Ida Gerhardt. (1905-1997)
Uit: Kosmos (1940)

vrijdag 6 april 2018


Vrijdag
6
april

TUIN VAN EPICURUS

Wij kozen soberheid tot bondgenoot.
De geest beheerst als willig instrument
het lichaam, tot die fiere dienst gewend;
gevoed met zuiver water, zuiver brood.

Wij kozen soberheid tot bondgenoot.
Besloten schikt zich in der uren kring
naar strikte trant tot rust en ordening
wat ons het denken, vrijuit zwervend bood.

Wij kozen soberheid tot bondgenoot.
Wij arbeiden in zwijgen en geduld;
de dag is als een honingkorf gevuld
en vriendschap is in onze tuin genood.

Wij kozen soberheid tot bondgenoot,-
en uur na uur draagt ons zijn gave aan,
wij rijpen als de vruchten, als het graan
in 't goede leven tot de goede dood.


Ida Gerhardt. (1905-1997)
Uit: Kosmos (1940)

donderdag 5 april 2018


Donderdag
5
April
De zestigste viering

Te middernacht daalt stap voor stap
de prior van de keldertrap,
en kiest waar de gewelven zijn
een fles belegen rode wijn.

Het klooster slaapt, de poort is dicht;
de lange gang is zonder licht.
Hij vindt de refter op de tast
en neemt twee glazen uit de kast.

En schikt waar het kapittel is
de kelken in een vensternis.
In het ondeelbare moment
wordt er een bladzij omgewend.

En hij en de afwezige ander
beleven het weer met elkander:
het uur der vriendschap, het verbond
dat zelfs de bittere dood niet schond.

Bijeen: in ernst en argeloosheid.
er wordt gelachen en geschreid;
dan, na het lang verbeid begin,
zet de muziek der stilte in.

Een verre haan betrekt de wacht
en meldt de kentering van de nacht
alom. Het komend ogenblik
ontrooft het gij, ontrooft het ik.

De maan verbleekt, de dag breekt aan.
Voorbij,-de ander is gegaan.
Gegaan.
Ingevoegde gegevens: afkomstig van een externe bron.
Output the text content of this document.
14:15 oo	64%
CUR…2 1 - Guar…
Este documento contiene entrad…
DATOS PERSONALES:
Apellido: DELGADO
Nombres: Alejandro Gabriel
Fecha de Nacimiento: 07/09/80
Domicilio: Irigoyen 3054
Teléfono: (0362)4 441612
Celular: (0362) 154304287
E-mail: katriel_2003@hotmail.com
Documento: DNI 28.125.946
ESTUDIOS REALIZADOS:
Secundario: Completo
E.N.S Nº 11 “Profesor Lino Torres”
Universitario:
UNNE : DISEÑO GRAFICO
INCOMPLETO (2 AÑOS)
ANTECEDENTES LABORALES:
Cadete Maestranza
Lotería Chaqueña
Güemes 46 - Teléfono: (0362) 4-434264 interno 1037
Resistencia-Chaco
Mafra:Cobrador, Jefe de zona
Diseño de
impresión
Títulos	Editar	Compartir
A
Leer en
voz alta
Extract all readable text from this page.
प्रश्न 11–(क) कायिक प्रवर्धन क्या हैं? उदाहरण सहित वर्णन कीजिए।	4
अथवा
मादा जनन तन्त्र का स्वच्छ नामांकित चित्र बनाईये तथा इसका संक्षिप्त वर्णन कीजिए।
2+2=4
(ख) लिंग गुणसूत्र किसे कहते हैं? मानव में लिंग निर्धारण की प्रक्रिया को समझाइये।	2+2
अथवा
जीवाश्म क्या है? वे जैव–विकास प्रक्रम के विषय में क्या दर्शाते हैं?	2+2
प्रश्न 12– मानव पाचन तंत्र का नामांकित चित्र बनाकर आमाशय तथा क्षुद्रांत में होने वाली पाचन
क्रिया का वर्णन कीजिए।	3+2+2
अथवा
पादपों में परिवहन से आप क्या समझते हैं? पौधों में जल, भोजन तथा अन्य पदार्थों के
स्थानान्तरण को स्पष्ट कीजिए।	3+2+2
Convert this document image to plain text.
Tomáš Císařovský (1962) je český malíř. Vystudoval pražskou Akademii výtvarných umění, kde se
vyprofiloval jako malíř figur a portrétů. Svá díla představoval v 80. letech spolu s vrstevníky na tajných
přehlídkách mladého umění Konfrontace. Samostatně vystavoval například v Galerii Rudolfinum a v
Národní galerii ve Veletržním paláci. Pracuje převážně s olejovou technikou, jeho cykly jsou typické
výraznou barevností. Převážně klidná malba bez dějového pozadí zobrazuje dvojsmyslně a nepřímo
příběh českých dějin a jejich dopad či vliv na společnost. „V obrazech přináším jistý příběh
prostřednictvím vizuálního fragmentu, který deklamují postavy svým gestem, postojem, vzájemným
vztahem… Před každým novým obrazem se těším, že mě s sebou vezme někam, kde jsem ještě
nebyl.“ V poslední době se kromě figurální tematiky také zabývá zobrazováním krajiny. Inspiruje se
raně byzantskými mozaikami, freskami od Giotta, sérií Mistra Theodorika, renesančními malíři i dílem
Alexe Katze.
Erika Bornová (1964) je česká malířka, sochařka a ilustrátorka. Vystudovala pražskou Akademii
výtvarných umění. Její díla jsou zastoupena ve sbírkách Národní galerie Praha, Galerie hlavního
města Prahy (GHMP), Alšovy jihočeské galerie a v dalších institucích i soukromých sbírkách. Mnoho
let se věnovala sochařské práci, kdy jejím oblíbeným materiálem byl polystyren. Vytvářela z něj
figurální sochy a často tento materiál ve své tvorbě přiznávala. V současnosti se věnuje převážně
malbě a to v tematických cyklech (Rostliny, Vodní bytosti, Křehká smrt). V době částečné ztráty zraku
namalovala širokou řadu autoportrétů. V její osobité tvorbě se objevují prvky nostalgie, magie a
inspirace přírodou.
Hij is een jaar reeds ver,
verdwenen met de morgenster.


Ida Gerhardt. (1905-1997)
Uit: De adelaarsvarens (1988)

woensdag 4 april 2018


Woensdag
4
april


Het bericht

De dag van het schapenscheren
- lees ik in nauw te ontcijferen
en telken stokkend handschrift –
die dag van zware hitte
werd hem een dag des onheils.

Na vijven viel er onweer:
en hij, doorweekt en zwetend,
de stroeve schaar hanterend,
was plotseling neergeslagen.
Hij stierf diezelfde avond.

Mij is daar in de verte
een bondgenoot ontvallen
met wie ik telken jare
bij brood en beker zwijgend
de gastvriendschap vernieuwd heb.

Hij schonk mij zonder woorden
wat gij mij, grauwe wereld,
nimmer vermocht te geven,
wat gij, zo gij de macht had,
mij schamper zou ontnemen.

Ida Gerhardt (1905-1997)
uit: Vijf Vuurstenen (1974)

dinsdag 3 april 2018


Dinsdag
3
april


Anno 1982 II

Gij die met gemaskerd gelaat
het kind uit het moederlijf sneed
-         het heeft nog even geleefd –
en het, toen de daad was gedaan,
naar de afvalemmer verwees,

ik heb u gezien: pas daarna;
in uw pak met visgraatmotief,
gebieder van de kliniek,
dalend van het bordes
als waart ge God zelf.

Ik ken het van de reliëfs,
de Assyriër en de Hethiet:
uw expressie – het zij u gezegd,
clean shaven barbaar –
bezaten zij niet.
Ida Gerhardt (1905-1997)
uit: De zomen van het licht (1983)

maandag 2 april 2018


Maandag
2
april


Anno 1982 I

Zij zaten, twee mannen, twee vrouwen,
in wisseling van partner bedreven,
in het bosrestaurant voor elite
hun jonge haasjes te eten,
die, zó uit het nest, hen voldeden.
De gérant stond glimlachend terzijde
en vroeg of het was naar genoegen.
“Heeft u wellicht”, vroeg de minnaar,
“na deze vier gangen nog andere
culinaire specialiteiten?”
Ida Gerhardt (1905-1997)
uit: De zomen van het licht (1983)

zondag 1 april 2018


Zondag
1
april


ONVERBROKEN

Geen die daarginds uw graf nog vindt;
er rest van u portret noch brief.
Maar ik die kind ben van uw kind
ik heb u uit de verte lief.
En gij mìj, onbetwijfelbaar.

Er is een weten van elkaar
dat tijd en afstand overwint.

Soms grijpt ge even in; ik merk
het aan een stremming in het werk,
een wenk: ik leg de schrijfstift neer;
die lichte wijziging komt van u.
Het vers handhaaft zich continu.

Er is bericht, over en weer.
Ida Gerhardt (1905-1997)
uit: De zomen van het licht (1983)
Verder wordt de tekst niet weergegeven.